Cabin Fever, Part 2

by mssinglemama on September 19, 2008

An adventure is brewing.

I’ve decided to visit the man I met only briefly last weekend. If you missed it, catch up here. My best friend, Mia, has offered – no – has insisted upon watching Benjamin and she’s practically kicking me out the door to go meet him.

“Why wouldn’t you?” she asks.

“I don’t know, what if…” and then I list all of my annoying what ifs. None of which include being killed by this mysterious man or spending a night in a half-finished cabin without a bathroom. No, my fears are all irrational emotional nuisances – courtesy of my overly analytical brain. Here are a few: “What if he likes me too much and I hurt him?”, “What if it’s a big waste of time?”, “What if I like him?”, “What if I feel guilty for leaving Benjamin?” and the worst one of all, “I’m taking time away from my son to spend it with a man I barely know.”
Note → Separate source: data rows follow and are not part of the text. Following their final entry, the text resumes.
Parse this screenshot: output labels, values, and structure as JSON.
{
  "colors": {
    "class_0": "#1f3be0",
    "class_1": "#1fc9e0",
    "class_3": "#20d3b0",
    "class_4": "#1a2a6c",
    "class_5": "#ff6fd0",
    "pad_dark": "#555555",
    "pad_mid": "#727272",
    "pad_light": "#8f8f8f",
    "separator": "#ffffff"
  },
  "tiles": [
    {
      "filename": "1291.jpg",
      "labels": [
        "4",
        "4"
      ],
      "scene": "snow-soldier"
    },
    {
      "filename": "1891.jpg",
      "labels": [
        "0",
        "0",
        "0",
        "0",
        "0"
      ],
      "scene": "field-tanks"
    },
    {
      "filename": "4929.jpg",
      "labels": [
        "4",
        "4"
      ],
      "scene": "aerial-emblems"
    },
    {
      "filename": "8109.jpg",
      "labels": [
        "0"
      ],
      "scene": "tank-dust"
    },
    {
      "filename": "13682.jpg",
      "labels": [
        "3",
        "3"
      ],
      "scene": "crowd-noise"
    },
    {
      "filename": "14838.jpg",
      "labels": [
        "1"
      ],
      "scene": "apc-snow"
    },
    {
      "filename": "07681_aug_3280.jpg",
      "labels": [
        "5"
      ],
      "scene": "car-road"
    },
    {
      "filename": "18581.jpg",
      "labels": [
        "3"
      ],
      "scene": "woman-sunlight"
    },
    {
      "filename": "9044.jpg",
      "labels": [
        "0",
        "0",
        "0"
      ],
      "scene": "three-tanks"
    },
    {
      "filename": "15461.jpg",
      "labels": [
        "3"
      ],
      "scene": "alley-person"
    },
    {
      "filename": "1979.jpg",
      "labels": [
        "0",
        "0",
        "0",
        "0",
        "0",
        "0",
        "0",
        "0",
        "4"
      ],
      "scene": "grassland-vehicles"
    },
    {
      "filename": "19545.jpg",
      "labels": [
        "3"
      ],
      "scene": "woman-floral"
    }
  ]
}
“Stop,” says Mia, “You’re doing it again, you’re talking yourself out of it. You do that all of the time. You talk yourself in and out of everything and it’s crazy. You’re torturing yourself. Just relax and stop thinking about everything so much.”

Yes. Brain. Shut – the – hell – up.

Just one night would be nice. One night of a calm mental still. One guiltless romantic adventure featuring, to name a few, a bottle of wine, a camp fire, the trees and a sexy single dad whose e-mails have been making me smile all week. The man has a fascinating mind. Simple, funny and eloquent all at once. Very intriguing.

“Keep out of trouble and watch out for the robots,” he says in one… the robots being all of the people in the city. He escaped the city and his traveling job three months ago to move back home – to be near his kids.

“And now here I am,” he says on the phone, “standing under the stars. I think a car came down the road 30 minutes ago but that’s all I’ve heard in hours.”

His voice is steady and sure. He has a confidence that’s rare in most of the single men I meet. He’s out in the middle of no where… living on next to nothing – and he’s doing it all for his kids. But on that journey he’s discovering, as I did, that escaping it all transforms you, liberates you, moves you.

I’ll be the first visitor to his cabin.

When this dawns on him over the phone, I can nearly feel his breath rush out of his body. Me, a woman who he calls a “refreshing beauty”, will soon be standing in his rough and tumble bachelor world. He ran down a list of things he’ll be fixing before I get there. The electricity for example. Yes, this is a half-finished cabin. I’m not even sure if there are walls.

But I don’t care. I’m going to be still. I’m letting this one ride…

Maybe Ian (Single Parent Dad) can clue me in on what to expect, he built his own house too… gotta love those men who can build their own houses. Seriously. House building = hot.